The Defense Information Systems Agency last week confirmed two changes to the Defense Message System that respond to concerns voiced by the nuclear community and to directions from the Joint Chiefs of Staff to insert commercial products. DISA will operate three Defense Message Transition Centers to

The Defense Information Systems Agency last week confirmed two changes to the Defense Message System that respond to concerns voiced by the nuclear community and to directions from the Joint Chiefs of Staff to insert commercial products.

DISA will operate three Defense Message Transition Centers to provide capabilities for nuclear command and control systems now provided by the aging but highly secure and reliable Automated Digital Network (Autodin) message system. In addition, the flexible architecture of DMS will now include a medium-assurance security capability to provide lower-cost service to users who do not require the top-of-the-line security.

Navy Capt. Jim Day, DISA's DMS program director, said the three DMS transition centers— one located in the continental United States, one in Germany and a third in Hawaii— will provide "ruthless pre-emption" capabilities to ensure that nuclear Emergency Action Messages (EAMs) always "go to the top of the queue." Some of that capability is not available in Internet Protocol networks, he said.

Although DMS has demonstrated "speed-of-service requirements" to ensure that EAMs pass quickly through the system, Day said that is not sufficient for the nuclear command and control community, so the DMS transition centers will operate until the 2003-2005 time frame. By that time Day said he expects industry to have developed IP-based products that can provide the nuclear C2 community with the same kind of preemption it has in Autodin.

Day and Dian McCoy, DISA's director of command, control, communications, computers and intelligence program integration, said the DMS transition centers also will support non-Defense Department Autodin users such as the Federal Aviation Administration, the Federal Emergency Management Agency, the American Red Cross and allied nations until they make a transition to DMS. The transition centers will allow the agency to send and receive messages using different Autodin and DMS protocols.

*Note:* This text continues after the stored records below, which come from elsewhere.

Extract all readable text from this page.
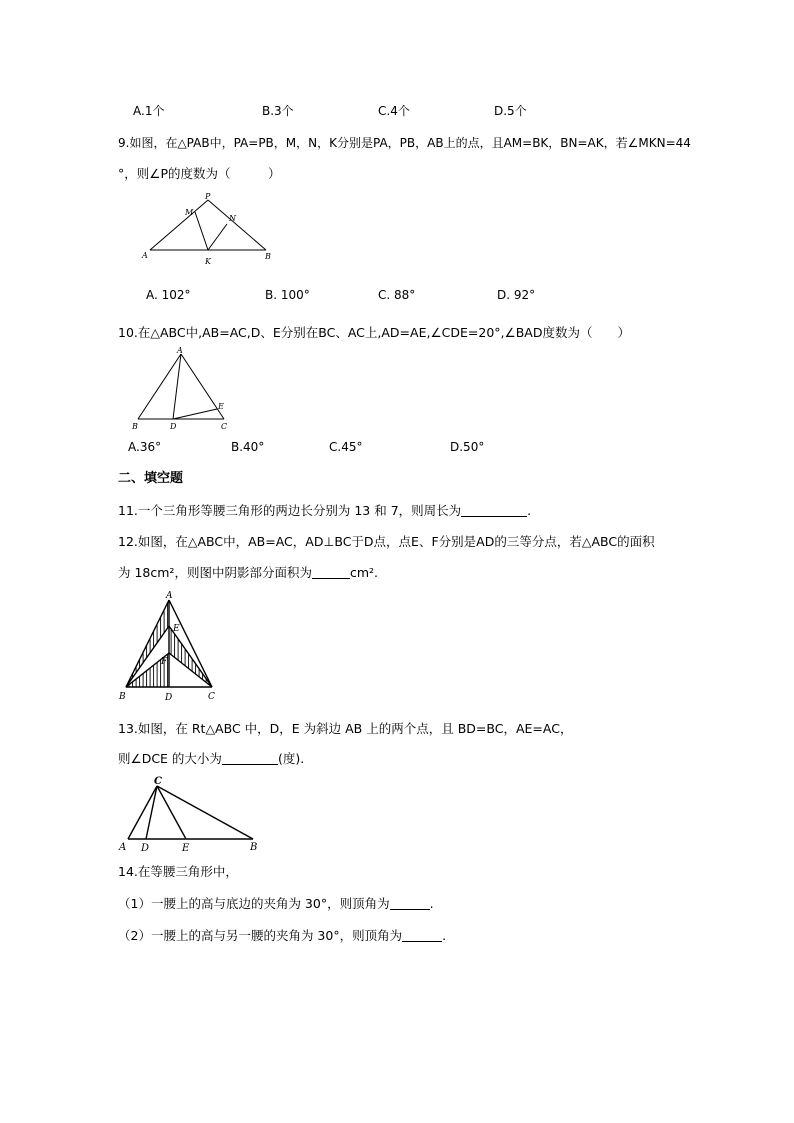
A.1个	B.3个	C.4个	D.5个
9.如图，在△PAB中，PA=PB，M，N，K分别是PA，PB，AB上的点，且AM=BK，BN=AK，若∠MKN=44
°，则∠P的度数为（　　　）
P
M
N
A
K
B
A. 102°	B. 100°	C. 88°	D. 92°
10.在△ABC中,AB=AC,D、E分别在BC、AC上,AD=AE,∠CDE=20°,∠BAD度数为（　　）
A
B	D	C
E
A.36°	B.40°	C.45°	D.50°
二、填空题
11.一个三角形等腰三角形的两边长分别为 13 和 7，则周长为	.
12.如图，在△ABC中，AB=AC，AD⊥BC于D点，点E、F分别是AD的三等分点，若△ABC的面积
为 18cm²，则图中阴影部分面积为	cm².
A
E
F
B	D	C
13.如图，在 Rt△ABC 中，D，E 为斜边 AB 上的两个点，且 BD=BC，AE=AC，
则∠DCE 的大小为	(度).
C
A D	E	B
14.在等腰三角形中，
（1）一腰上的高与底边的夹角为 30°，则顶角为	.
（2）一腰上的高与另一腰的夹角为 30°，则顶角为	.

At the time of the Autodin shutdown at the turn of the century, DMS will be supporting roughly 400,000 "organ-izational" users with highly secure messaging and Fortezza cards, Day said, not the original 2 million-user target.

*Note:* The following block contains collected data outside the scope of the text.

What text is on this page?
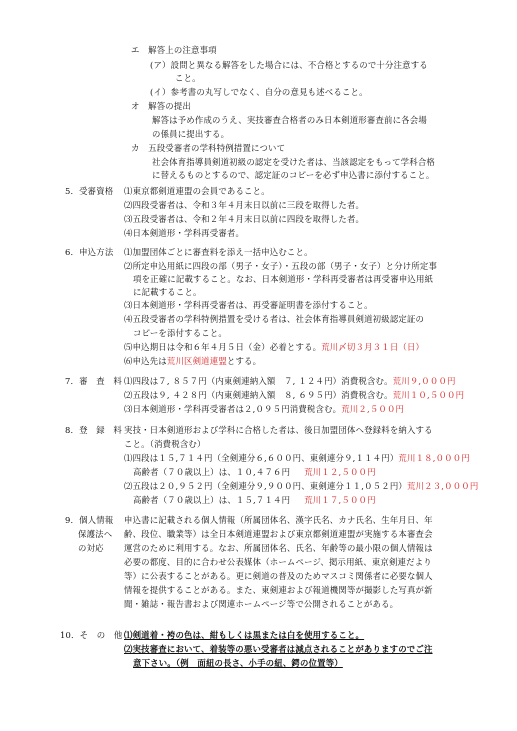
エ　解答上の注意事項
(ア）設問と異なる解答をした場合には、不合格とするので十分注意する
こと。
(イ）参考書の丸写しでなく、自分の意見も述べること。
オ　解答の提出
解答は予め作成のうえ、実技審査合格者のみ日本剣道形審査前に各会場
の係員に提出する。
カ　五段受審者の学科特例措置について
社会体育指導員剣道初級の認定を受けた者は、当該認定をもって学科合格
に替えるものとするので、認定証のコピーを必ず申込書に添付すること。
5．受審資格 ⑴東京都剣道連盟の会員であること。
⑵四段受審者は、令和３年４月末日以前に三段を取得した者。
⑶五段受審者は、令和２年４月末日以前に四段を取得した者。
⑷日本剣道形・学科再受審者。
6．申込方法 ⑴加盟団体ごとに審査料を添え一括申込むこと。
⑵所定申込用紙に四段の部（男子・女子）・五段の部（男子・女子）と分け所定事
項を正確に記載すること。なお、日本剣道形・学科再受審者は再受審申込用紙
に記載すること。
⑶日本剣道形・学科再受審者は、再受審証明書を添付すること。
⑷五段受審者の学科特例措置を受ける者は、社会体育指導員剣道初級認定証の
コピーを添付すること。
⑸申込期日は令和６年４月５日（金）必着とする。荒川〆切３月３１日（日）
⑹申込先は荒川区剣道連盟とする。
7．審　査　料 ⑴四段は７, ８５７円（内東剣連納入額　７, １２４円）消費税含む。荒川９,０００円
⑵五段は９, ４２８円（内東剣連納入額　８, ６９５円）消費税含む。荒川１０,５００円
⑶日本剣道形・学科再受審者は２,０９５円消費税含む。荒川２,５００円
8．登　録　料 実技・日本剣道形および学科に合格した者は、後日加盟団体へ登録料を納入する
こと。（消費税含む）
⑴四段は１５,７１４円（全剣連分６,６００円、東剣連分９,１１４円）荒川１８,０００円
高齢者（７０歳以上）は、１０,４７６円 荒川１２,５００円
⑵五段は２０,９５２円（全剣連分９,９００円、東剣連分１１,０５２円）荒川２３,０００円
高齢者（７０歳以上）は、１５,７１４円 荒川１７,５００円
9．個人情報
保護法へ
の対応
申込書に記載される個人情報（所属団体名、漢字氏名、カナ氏名、生年月日、年
齢、段位、職業等）は全日本剣道連盟および東京都剣道連盟が実施する本審査会
運営のために利用する。なお、所属団体名、氏名、年齢等の最小限の個人情報は
必要の都度、目的に合わせ公表媒体（ホームページ、掲示用紙、東京剣連だより
等）に公表することがある。更に剣道の普及のためマスコミ関係者に必要な個人
情報を提供することがある。また、東剣連および報道機関等が撮影した写真が新
聞・雑誌・報告書および関連ホームページ等で公開されることがある。
10．そ　の　他 ⑴剣道着・袴の色は、紺もしくは黒または白を使用すること。
⑵実技審査において、着装等の悪い受審者は減点されることがありますのでご注
意下さい。（例　面紐の長さ、小手の紐、鍔の位置等）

Many of the other DOD users will use what the agency calls "medium-grade messaging." The agency expects to incorporate this capability, which is based on Internet protocols, into DMS as part of a new "evolutionary flexible architecture" backed by the Joint Staff and put into execution by Lockheed Martin Corp., the DMS prime contractor.

The move toward medium-assurance messaging reflects a recognition within DOD that "not every message needs to be signed and encrypted," Day said. For example, he added, medium-grade messaging will play a key role on the electronic commerce initiative championed by John Hamre, the deputy secretary of Defense.

By adding medium-grade messaging capability to DMS , users will have the option to use the same suite of products to handle both secure and signed organizational messages and medium-grade messaging, DISA said.

DISA issued a "sources sought" announcement in the Commerce Business Daily for medium-grade messaging products in late July, and the response from industry has been positive, Day said. A Lockheed Martin statement said DISA's move toward medium-grade messaging indicates "the government's continuing desire for interoperable solutions.... Lockheed Martin believes the architecture is well-positioned to embrace this evolution.''

Keith Attenborough, the DMS manager for Lotus Development Corp., a partner with Lockheed Martin on the DMS contract, said DISA's push for medium-grade messaging products does not "mark anything startling or radically new. They want to get more and more commercial."

John Menkart, regional DOD sales manager for Netscape Communications Corp., whose products DISA has tapped for the DOD electronic commerce pilot program, said his company not only supports medium-grade messaging, but DOD already has a license that will allow anyone in the department to use that product.

Frank Vretos, senior systems engineer in the Microsoft Corp. federal office, said DOD needs medium-grade messaging because those who need what he called "pure" high-grade DMS are "just a subset of people" within DOD.

But McCoy said the key issue for DOD is interoperability among all DMS medium-grade products. Day believes most of the players have come close to achieving that goal, but he is worried about "the final 5 percent" that is not interoperable.